What Are the U.S. Objections to the Law of the Sea Treaty?

by Julian Ku

International lawyers from outside the U.S. often wonder why exactly the U.S. has yet to join the UN Convention on the Law of the Sea. This is a good question, since most U.S. international lawyers support joining the treaty, they are not usually able to give a fair description of the basis for opposing the convention.  I am a squish on the Convention, seeing it as both good and bad, but leaning toward slightly more good than bad.  But opponents of the Law of the Sea Treaty in the U.S. are not unreasonable, even if they are not always completely persuasive. That said, they can still be pretty easily rebutted.  Here is an account of Utah Senator Mike Lee’s speech recently outlining his (and most conservatives’) objections to ratifying the treaty.  According to the article, Sen. Lee has three main objections.

1) UNCLOS creates a “tax” on U.S. development of deep seabeds, by requiring contributions to the International Seabed Authority.

2) UNCLOS has, as key parties, many regimes hostile to the U.S., and state sponsors of terrorism. They would be in a position to judge or oversee U.S. actions.

3) UNCLOS creates an international dispute settlement system composed of judges who will probably be hostile to U.S. interests.

These are not unreasonable, but they are not completely convincing.  After all, the U.N. itself effectively imposes a tax on the U.S. (we call them dues).  Both the U.N. and the WTO contain regimes hostile to U.S. interests.  So while it is not ideal, it is hard to see why UNCLOS is being singled out as much worse or dangerous than other far more intrusive treaties.  And Lee is leaving out an assessment of some of the benefits of the treaty. Unless Lee thinks the U.S. was mistaken in joining the U.N. and WTO, I don’t find his analysis here very credible. But you can judge for yourself.

http://opiniojuris.org/2011/09/19/what-are-the-u-s-objections-to-the-law-of-the-sea-treaty/

5 Responses

  1. I think USA has diplomatic role for different issues relating to number of Controversial issues.USA is making rules and regulations that is in the favor of USA.So USA is not participating in the law of sea treaty.

  2. ==UNCLOS creates an international dispute settlement system composed of judges who will probably be hostile to U.S. interests.==

    U.S. has not yet learned to make the distinction between legitimate and illegitimate interests. When an U.S. judge sends a child molester to jail the judge is always hostile to the interests of the rapist. But it does not follow that U.S. should fire the judges and demolish the courthouses.

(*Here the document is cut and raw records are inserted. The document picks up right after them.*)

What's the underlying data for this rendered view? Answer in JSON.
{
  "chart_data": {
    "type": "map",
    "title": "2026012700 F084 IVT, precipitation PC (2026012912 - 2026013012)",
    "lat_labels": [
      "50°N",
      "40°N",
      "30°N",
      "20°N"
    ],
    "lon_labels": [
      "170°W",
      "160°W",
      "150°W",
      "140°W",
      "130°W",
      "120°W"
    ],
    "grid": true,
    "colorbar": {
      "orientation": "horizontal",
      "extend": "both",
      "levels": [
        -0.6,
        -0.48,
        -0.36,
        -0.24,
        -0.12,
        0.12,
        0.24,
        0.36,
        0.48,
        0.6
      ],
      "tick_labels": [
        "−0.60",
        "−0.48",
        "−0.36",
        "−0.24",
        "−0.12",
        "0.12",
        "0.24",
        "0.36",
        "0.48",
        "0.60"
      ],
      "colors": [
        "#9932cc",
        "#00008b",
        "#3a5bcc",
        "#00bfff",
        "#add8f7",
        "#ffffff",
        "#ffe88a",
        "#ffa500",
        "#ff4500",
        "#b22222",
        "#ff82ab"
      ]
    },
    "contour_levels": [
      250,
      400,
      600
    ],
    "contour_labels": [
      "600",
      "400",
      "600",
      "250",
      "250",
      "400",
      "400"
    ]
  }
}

  3. If the US is already doing some things wrong (for example, joining the UN Human Rights Council), there is no reason why the US should not do other things wrong for similar reasons (joining the Convention on the Law of the Sea). The logic is impeccable.

  4. Keep in mind that we are not discussing a theoretical issue. The Law of the Sea Convention has been in force for more than 16 years, as has the International Seabed Authority (in which the US was a provisional member during the first 4 years in which the basic rules of operation were negotiated). It is long past time to move past a focus on “what might be” and examine how the convention addresses US interests in practice  and how being a non-party is restricting US influence in ocean law and policy and restricting activities of US ocean industry.

    Parties to the convention have submitted critical issues of maritime boundaries for resolution by binding dispute resolution with the Bangladesh-Myanmar dispute now before the International Tribunal for the Law of the Sea. Dozens of nations are submitting proposals for their extended continental shelf to the Commission on the Limits of the Continental Shelf for review and recommendation. The choice is not between the LOS Convention and some ideological fantasy, it is between the LOS Convention and a world where a weakened law of the sea would foster a return to the disorder of ocean claims of the 1950s and 1960s, not with claims to authority at greater distances but ones in which countries like China and India reinterpret and revise customary law claims to give themselves greater authority over activities in their EEZs than are permitted by the Convention.

    Perhaps a good example of the pragmatic view is that when the US decided not to sign the LOS Convention in 1982 there were four consortia considering development of deep seabed hard minerals, with all four being controlled by US firms. Now there are 12 operations (with members from 15 countries) licensed by the ISA conducting exploration of deep seabed mine sites while the sole US licensee under domestic seabed mining legislation has not undertaken active exploration in over a decade and is overdue for renewal of its licenses. This at a time when rising metal consumption in China, India, and Brazil are ensuring good prices of metals from nodules for decades into the future and where rare earth production as a by-product of seabed mining could address a national security issue.

  5. Mihai, that’s possibly the worst analogy I’ve ever come across.

    I actually don’t think it is capable of making your point even if you transpose the parties or indeed under any circumstances.